What I can do, delete this output file and resubmit the failed jobs. First I need to figure out which local-repo I used. I changed to unique repo per request very recently, and for these above submissions, the local repo was being updated regularly.

-Tapas

On Fri, Oct 19, 2012 at 10:59 AM, Evan K. Friis notifications@github.comwrote:

The first one [1] I can at least open interactively in root. The second one [2] seems genuinely corrupt.
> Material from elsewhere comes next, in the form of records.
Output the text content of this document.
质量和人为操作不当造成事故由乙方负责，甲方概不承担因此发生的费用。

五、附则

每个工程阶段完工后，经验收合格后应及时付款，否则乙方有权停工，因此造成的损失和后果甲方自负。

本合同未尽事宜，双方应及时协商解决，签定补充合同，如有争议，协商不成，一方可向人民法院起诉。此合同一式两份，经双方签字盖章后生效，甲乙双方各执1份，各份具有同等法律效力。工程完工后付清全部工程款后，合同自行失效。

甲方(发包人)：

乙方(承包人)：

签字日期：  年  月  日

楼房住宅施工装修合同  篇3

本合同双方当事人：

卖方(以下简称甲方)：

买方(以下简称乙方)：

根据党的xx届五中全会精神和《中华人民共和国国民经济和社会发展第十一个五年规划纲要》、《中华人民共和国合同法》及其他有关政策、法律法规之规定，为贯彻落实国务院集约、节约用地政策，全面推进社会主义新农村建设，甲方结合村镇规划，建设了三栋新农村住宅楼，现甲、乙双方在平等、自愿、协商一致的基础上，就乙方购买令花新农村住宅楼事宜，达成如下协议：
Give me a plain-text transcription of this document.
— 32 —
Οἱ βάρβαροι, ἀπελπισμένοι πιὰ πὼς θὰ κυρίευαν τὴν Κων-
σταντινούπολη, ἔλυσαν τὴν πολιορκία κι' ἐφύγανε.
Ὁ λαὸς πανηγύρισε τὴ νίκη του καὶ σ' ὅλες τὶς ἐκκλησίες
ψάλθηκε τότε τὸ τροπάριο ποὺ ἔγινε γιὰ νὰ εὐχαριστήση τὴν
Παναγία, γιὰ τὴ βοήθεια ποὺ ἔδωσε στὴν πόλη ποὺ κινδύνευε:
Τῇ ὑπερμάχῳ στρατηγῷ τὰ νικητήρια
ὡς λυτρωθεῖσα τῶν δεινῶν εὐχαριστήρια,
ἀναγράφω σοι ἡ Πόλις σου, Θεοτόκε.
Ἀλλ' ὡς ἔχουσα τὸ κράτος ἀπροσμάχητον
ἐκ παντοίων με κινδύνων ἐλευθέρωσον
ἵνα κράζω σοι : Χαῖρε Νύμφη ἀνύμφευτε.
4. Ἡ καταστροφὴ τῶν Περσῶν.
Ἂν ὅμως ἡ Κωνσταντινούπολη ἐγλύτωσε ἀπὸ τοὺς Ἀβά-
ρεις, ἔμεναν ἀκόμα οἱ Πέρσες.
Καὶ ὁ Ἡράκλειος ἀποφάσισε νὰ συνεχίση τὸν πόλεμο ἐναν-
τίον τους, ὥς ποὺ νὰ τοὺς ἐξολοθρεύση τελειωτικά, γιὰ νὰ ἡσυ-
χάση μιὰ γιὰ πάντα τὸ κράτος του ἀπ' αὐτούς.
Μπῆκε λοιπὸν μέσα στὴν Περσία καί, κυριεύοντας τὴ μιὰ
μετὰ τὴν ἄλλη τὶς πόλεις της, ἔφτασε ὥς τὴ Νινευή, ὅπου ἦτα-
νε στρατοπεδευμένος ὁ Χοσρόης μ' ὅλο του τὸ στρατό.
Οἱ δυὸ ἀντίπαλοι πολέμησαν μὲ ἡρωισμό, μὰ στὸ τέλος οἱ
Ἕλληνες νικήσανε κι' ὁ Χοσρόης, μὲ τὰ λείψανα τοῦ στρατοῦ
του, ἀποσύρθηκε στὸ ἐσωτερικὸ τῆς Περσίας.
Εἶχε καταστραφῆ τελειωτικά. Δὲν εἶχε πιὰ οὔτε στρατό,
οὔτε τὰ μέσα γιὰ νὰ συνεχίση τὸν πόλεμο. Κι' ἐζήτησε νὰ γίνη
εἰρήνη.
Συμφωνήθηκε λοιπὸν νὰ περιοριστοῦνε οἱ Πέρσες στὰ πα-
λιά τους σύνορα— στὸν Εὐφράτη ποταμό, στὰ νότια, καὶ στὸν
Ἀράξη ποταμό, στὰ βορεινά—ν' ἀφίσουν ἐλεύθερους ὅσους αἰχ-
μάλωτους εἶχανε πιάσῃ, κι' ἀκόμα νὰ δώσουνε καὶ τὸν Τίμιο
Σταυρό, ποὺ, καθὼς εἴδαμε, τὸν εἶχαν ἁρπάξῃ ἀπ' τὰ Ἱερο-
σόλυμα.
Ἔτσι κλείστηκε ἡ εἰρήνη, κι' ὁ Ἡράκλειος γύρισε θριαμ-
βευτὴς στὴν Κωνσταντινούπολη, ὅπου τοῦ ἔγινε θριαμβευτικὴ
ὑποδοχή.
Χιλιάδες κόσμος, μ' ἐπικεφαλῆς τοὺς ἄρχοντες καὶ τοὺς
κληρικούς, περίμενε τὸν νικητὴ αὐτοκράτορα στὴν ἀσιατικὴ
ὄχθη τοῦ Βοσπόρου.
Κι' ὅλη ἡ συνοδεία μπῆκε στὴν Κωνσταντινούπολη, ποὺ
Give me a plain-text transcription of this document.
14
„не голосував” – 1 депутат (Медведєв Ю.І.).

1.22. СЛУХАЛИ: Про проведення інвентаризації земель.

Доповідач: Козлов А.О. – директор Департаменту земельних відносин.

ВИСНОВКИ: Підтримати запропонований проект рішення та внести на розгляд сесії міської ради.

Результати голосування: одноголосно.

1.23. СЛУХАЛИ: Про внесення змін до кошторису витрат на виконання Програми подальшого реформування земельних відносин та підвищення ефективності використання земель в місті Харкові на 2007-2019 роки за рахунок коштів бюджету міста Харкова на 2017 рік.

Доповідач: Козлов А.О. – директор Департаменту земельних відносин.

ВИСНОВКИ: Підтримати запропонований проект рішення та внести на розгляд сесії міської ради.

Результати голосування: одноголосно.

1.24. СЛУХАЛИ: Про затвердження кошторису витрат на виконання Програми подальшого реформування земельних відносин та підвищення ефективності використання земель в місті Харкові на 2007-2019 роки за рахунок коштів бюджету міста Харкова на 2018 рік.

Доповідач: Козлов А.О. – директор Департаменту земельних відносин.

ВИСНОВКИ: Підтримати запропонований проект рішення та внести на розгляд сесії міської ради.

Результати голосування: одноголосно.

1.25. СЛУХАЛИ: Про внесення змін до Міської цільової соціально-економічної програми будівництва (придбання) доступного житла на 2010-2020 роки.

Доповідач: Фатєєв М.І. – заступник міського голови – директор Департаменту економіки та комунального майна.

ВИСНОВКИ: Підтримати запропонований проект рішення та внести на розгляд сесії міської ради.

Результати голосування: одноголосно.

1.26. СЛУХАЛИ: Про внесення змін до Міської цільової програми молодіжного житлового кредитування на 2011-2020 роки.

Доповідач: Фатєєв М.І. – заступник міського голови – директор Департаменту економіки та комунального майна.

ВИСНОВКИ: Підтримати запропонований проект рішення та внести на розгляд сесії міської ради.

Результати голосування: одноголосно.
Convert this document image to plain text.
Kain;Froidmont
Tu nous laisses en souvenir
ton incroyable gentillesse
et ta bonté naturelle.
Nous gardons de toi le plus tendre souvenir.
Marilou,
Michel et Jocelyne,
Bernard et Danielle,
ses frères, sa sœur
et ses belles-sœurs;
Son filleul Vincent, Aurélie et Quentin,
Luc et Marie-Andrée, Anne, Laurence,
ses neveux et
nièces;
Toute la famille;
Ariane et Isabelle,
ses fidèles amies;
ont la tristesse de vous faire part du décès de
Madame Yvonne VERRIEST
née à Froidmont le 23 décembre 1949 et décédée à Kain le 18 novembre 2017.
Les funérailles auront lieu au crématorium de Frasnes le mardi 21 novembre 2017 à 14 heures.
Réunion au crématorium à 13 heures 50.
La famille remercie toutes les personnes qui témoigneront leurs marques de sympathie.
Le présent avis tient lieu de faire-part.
Have you tried to rescue the failed jobs w/ DAG? Error type 1 might be fixed on resubmission. Not sure about error #2. Tapas, can you see if you can find [2] in the PAT tuplization log file?

[1] root://

cmsxrootd.hep.wisc.edu//store/user/tapas/2012-09-18-8TeV-53X-PatTuple/data_TauPlusX_Run2012B_13Jul2012_v1/patTuple_cfg-025E2B54-5FD3-E111-ACA4-00266CF33100.root

[2] root://

cmsxrootd.hep.wisc.edu//store/user/tapas/2012-09-18-8TeV-53X-PatTuple/data_TauPlusX_Run2012B_13Jul2012_v1/patTuple_cfg-6627E7B2-2ED0-E111-A83F-0030487D5E67.root

On Fri, Oct 19, 2012 at 10:53 AM, jjswan33 notifications@github.com wrote:

Just an effect from copy and pasting out of emacs from the .err file.

— Reply to this email directly or view it on GitHub< https://github.com/uwcms/FinalStateAnalysis/issues/49#issuecomment-9593781>.

— Reply to this email directly or view it on GitHubhttps://github.com/uwcms/FinalStateAnalysis/issues/49#issuecomment-9593916.

ekfriis commented 12 years ago

For posterity

https://help.hep.wisc.edu/issue8682

ekfriis commented 11 years ago

Solution is to resubmit failed jobs. Closing this.